I agree with the IESG analysis of RFC7974.  It does restore information by taking information which normal operation would have elided and restores it.

[Med] The  implication of what you are saying here is that proxies are good because they hide the source IP addresses of host!  


 

·         Service Function Chaining WG (https://datatracker.ietf.org/wg/sfc/about/) is defining an architecture to communicate metadata by on-path devices; that metadata is inserted at the network side. Border nodes will make sure that data is stripped before forwarding packets to the ultimate destinations. The metadata can be a subscriber-id, a policy-id, etc.

 

 

I'm afraid I don't have enough context to know what border node operations are here, so this is difficult for me to comment on, but I hope the two examples above clarify my thinking.

[Med] A BN is defined here : https://tools.ietf.org/html/rfc7665#section-4.4  

 

So when draft-hardie-* says: “Do not add metadata to flows at intermediary devices unless

   a positive affirmation of approval for restoration has been received

   from the actor whose data will be added.

 

(1) Do you assume that the sample examples I listed above fall under your advice?

(2) How an on-path device will know the data it intends to insert is a “restoration”?

 

If the data is taken from a portion of the packet that would not normally be forwarded to an upstream host and added to a portion that is forwarded to an upstream host, then the device adding the data back in should know it is a restoration.

[Med] That definition is not trivial as mentioned above. I would use “preserve” or “maintain” rather than “restore”.

 

(3) Does it mean that for new data (i.e., that are not restoration), on-path devices are free to do whatever they want? For me, this is undesirable. There is a void there. A statement to require those networks to avoid leaking privacy information must be included.  

 

Brian Trammell has an ever growing list of side channels attacks, and this document doesn't mean to cover that entire ground.  It's advice for protocol designers on what the privacy implications are of making the choice to use network elements to carry this data.
 

 

Another assumption is made here:

 

   Instead, design the protocol so that the actor can add such metadata

   themselves so that it flows end-to-end, rather than requiring the

   action of other parties.  In addition to improving privacy, this

   approach ensures consistent availability between the communicating

   parties, no matter what path is taken.

 

This text claims that providing data by the endpoint ensures a “consistent availability” of that information.
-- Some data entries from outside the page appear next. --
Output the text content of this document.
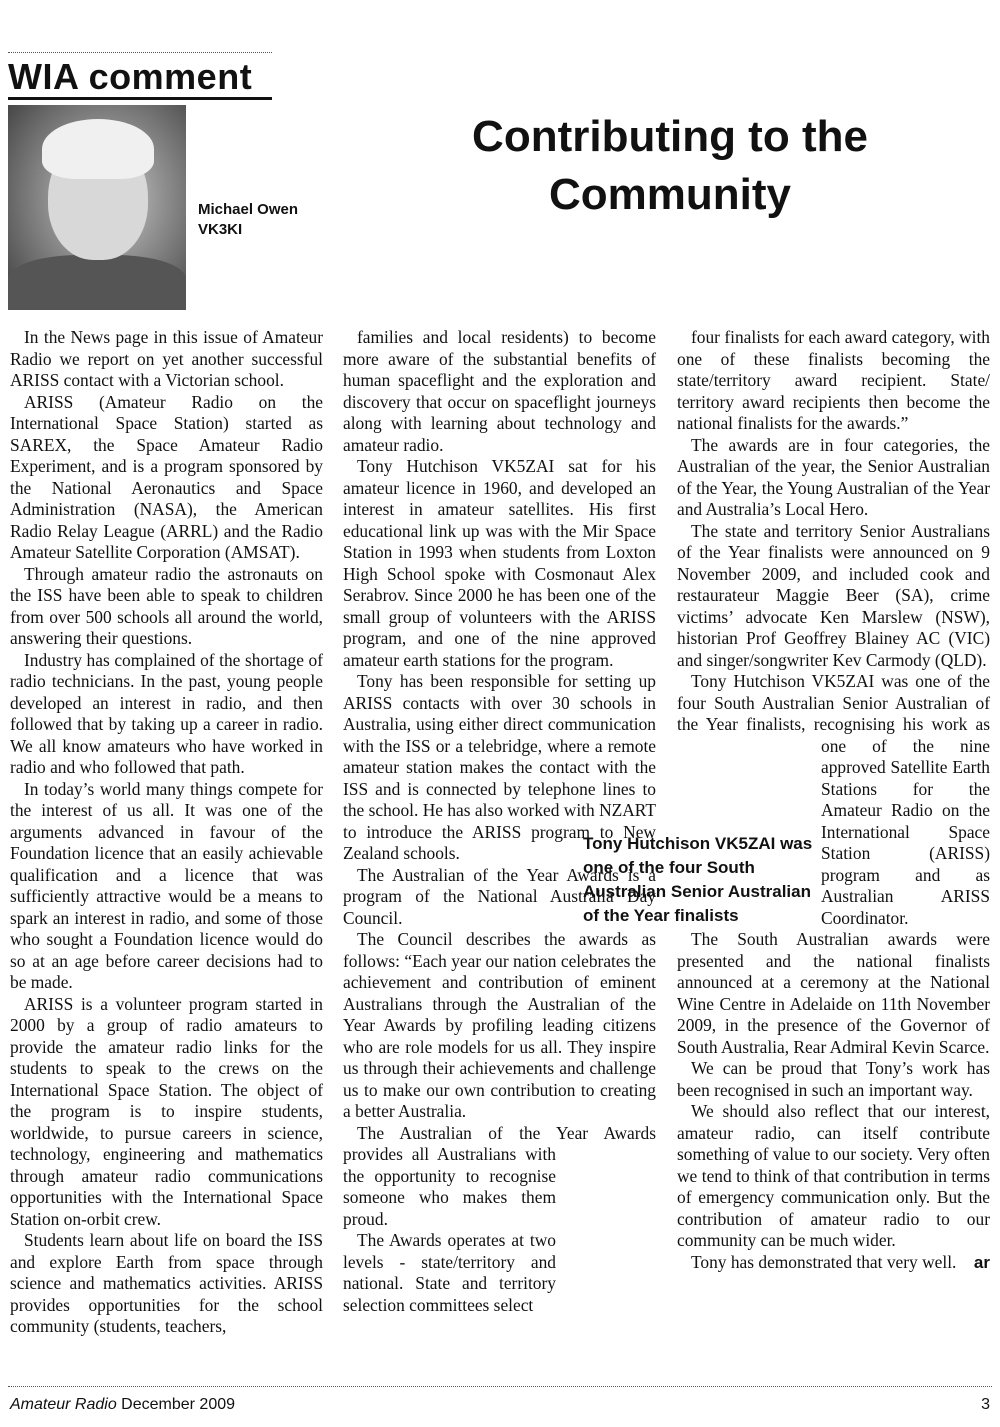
WIA comment
Michael Owen
VK3KI
Contributing to the Community

In the News page in this issue of Amateur Radio we report on yet another successful ARISS contact with a Victorian school.

ARISS (Amateur Radio on the International Space Station) started as SAREX, the Space Amateur Radio Experiment, and is a program sponsored by the National Aeronautics and Space Administration (NASA), the American Radio Relay League (ARRL) and the Radio Amateur Satellite Corporation (AMSAT).

Through amateur radio the astronauts on the ISS have been able to speak to children from over 500 schools all around the world, answering their questions.

Industry has complained of the shortage of radio technicians. In the past, young people developed an interest in radio, and then followed that by taking up a career in radio. We all know amateurs who have worked in radio and who followed that path.

In today’s world many things compete for the interest of us all. It was one of the arguments advanced in favour of the Foundation licence that an easily achievable qualification and a licence that was sufficiently attractive would be a means to spark an interest in radio, and some of those who sought a Foundation licence would do so at an age before career decisions had to be made.

ARISS is a volunteer program started in 2000 by a group of radio amateurs to provide the amateur radio links for the students to speak to the crews on the International Space Station. The object of the program is to inspire students, worldwide, to pursue careers in science, technology, engineering and mathematics through amateur radio communications opportunities with the International Space Station on-orbit crew.

Students learn about life on board the ISS and explore Earth from space through science and mathematics activities. ARISS provides opportunities for the school community (students, teachers,

families and local residents) to become more aware of the substantial benefits of human spaceflight and the exploration and discovery that occur on spaceflight journeys along with learning about technology and amateur radio.

Tony Hutchison VK5ZAI sat for his amateur licence in 1960, and developed an interest in amateur satellites. His first educational link up was with the Mir Space Station in 1993 when students from Loxton High School spoke with Cosmonaut Alex Serabrov. Since 2000 he has been one of the small group of volunteers with the ARISS program, and one of the nine approved amateur earth stations for the program.

Tony has been responsible for setting up ARISS contacts with over 30 schools in Australia, using either direct communication with the ISS or a telebridge, where a remote amateur station makes the contact with the ISS and is connected by telephone lines to the school. He has also worked with NZART to introduce the ARISS program to New Zealand schools.

The Australian of the Year Awards is a program of the National Australia Day Council.

The Council describes the awards as follows: “Each year our nation celebrates the achievement and contribution of eminent Australians through the Australian of the Year Awards by profiling leading citizens who are role models for us all. They inspire us through their achievements and challenge us to make our own contribution to creating a better Australia.

The Australian of the Year Awards provides all Australians with the opportunity to recognise someone who makes them proud.

The Awards operates at two levels - state/territory and national. State and territory selection committees select

four finalists for each award category, with one of these finalists becoming the state/territory award recipient. State/ territory award recipients then become the national finalists for the awards.”

The awards are in four categories, the Australian of the year, the Senior Australian of the Year, the Young Australian of the Year and Australia’s Local Hero.

The state and territory Senior Australians of the Year finalists were announced on 9 November 2009, and included cook and restaurateur Maggie Beer (SA), crime victims’ advocate Ken Marslew (NSW), historian Prof Geoffrey Blainey AC (VIC) and singer/songwriter Kev Carmody (QLD).

Tony Hutchison VK5ZAI was one of the four South Australian Senior Australian of the Year finalists, recognising his work as one of the nine approved Satellite Earth Stations for the Amateur Radio on the International Space Station (ARISS) program and as Australian ARISS Coordinator.

The South Australian awards were presented and the national finalists announced at a ceremony at the National Wine Centre in Adelaide on 11th November 2009, in the presence of the Governor of South Australia, Rear Admiral Kevin Scarce.

We can be proud that Tony’s work has been recognised in such an important way.

We should also reflect that our interest, amateur radio, can itself contribute something of value to our society. Very often we tend to think of that contribution in terms of emergency communication only. But the contribution of amateur radio to our community can be much wider.

Tony has demonstrated that very well.	ar

Tony Hutchison VK5ZAI was one of the four South Australian Senior Australian of the Year finalists
Amateur Radio December 2009	3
This is broken for a multi-homed host that uses for example Forward-For header: Obviously, the content of the header if injected by the endpoint will depend on the path.

 

If the endpoint sends the data, data will be consistently available in that header.  The data changes, of course.

[Med] I’m not sure to follow you here. What is meant by “consistent availability” then? Do you mean the same channel/procedure to communicate the information? Or “consistent data”?

 

 

[Med] Resources may not be restricted to CPU or disk but may be granting access to the service (e.g., download a file when a quota per source address is enforced). It can be whatever the servers consider to be critical for them; it is up to the taste of the service design to characterize it. The NEW wording proposed above is technically correct. Please reconsider adding it to the draft.

 

 

I did consider it, but I continue to believe that it moves the needle too far into simple server preference.  I retained the original PSAP language in -07 as a result.
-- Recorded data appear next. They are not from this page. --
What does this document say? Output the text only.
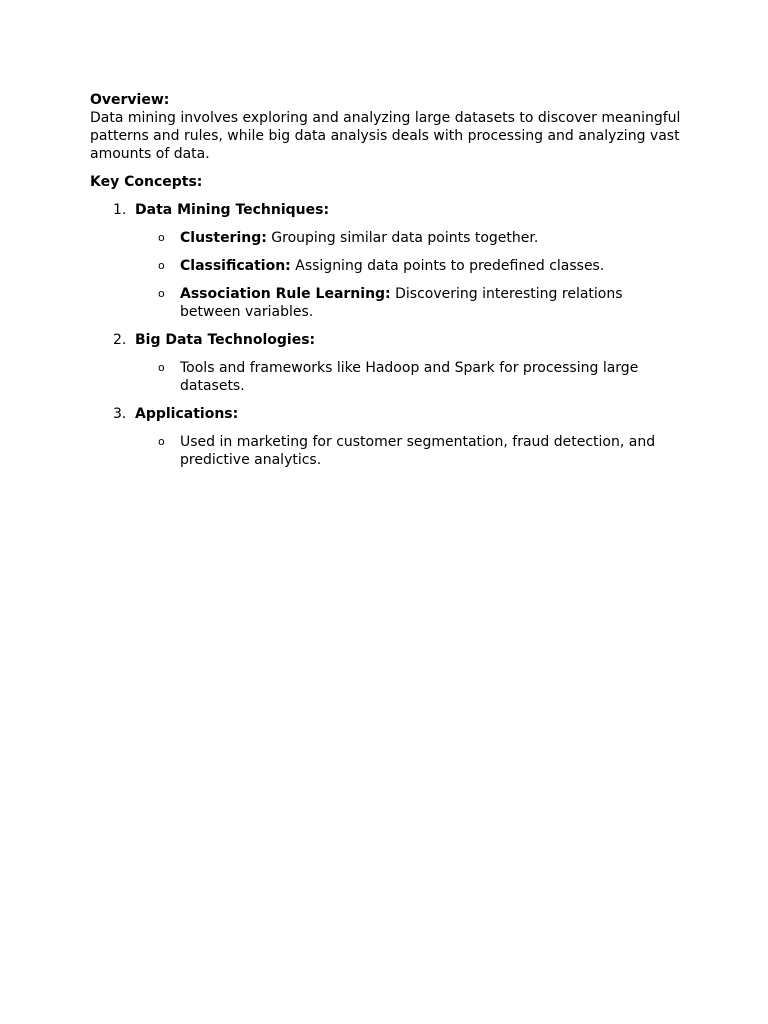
Overview:

Data mining involves exploring and analyzing large datasets to discover meaningful patterns and rules, while big data analysis deals with processing and analyzing vast amounts of data.

Key Concepts:

1. Data Mining Techniques:
o Clustering: Grouping similar data points together.
o Classification: Assigning data points to predefined classes.
o Association Rule Learning: Discovering interesting relations between variables.
2. Big Data Technologies:
o Tools and frameworks like Hadoop and Spark for processing large datasets.
3. Applications:
o Used in marketing for customer segmentation, fraud detection, and predictive analytics.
[Med] emergency is only an example ; other services may exist that impose the same trust model.

 

I also added a note about your extensive review.  While you and I clearly have some differences of view, the document has gotten better from your engagement with it, and I appreciate your efforts.

[Med] I reviewed the -07. Although it is better compared to -05, I still don’t think it is ready to be published as it is. Thank you for your effort.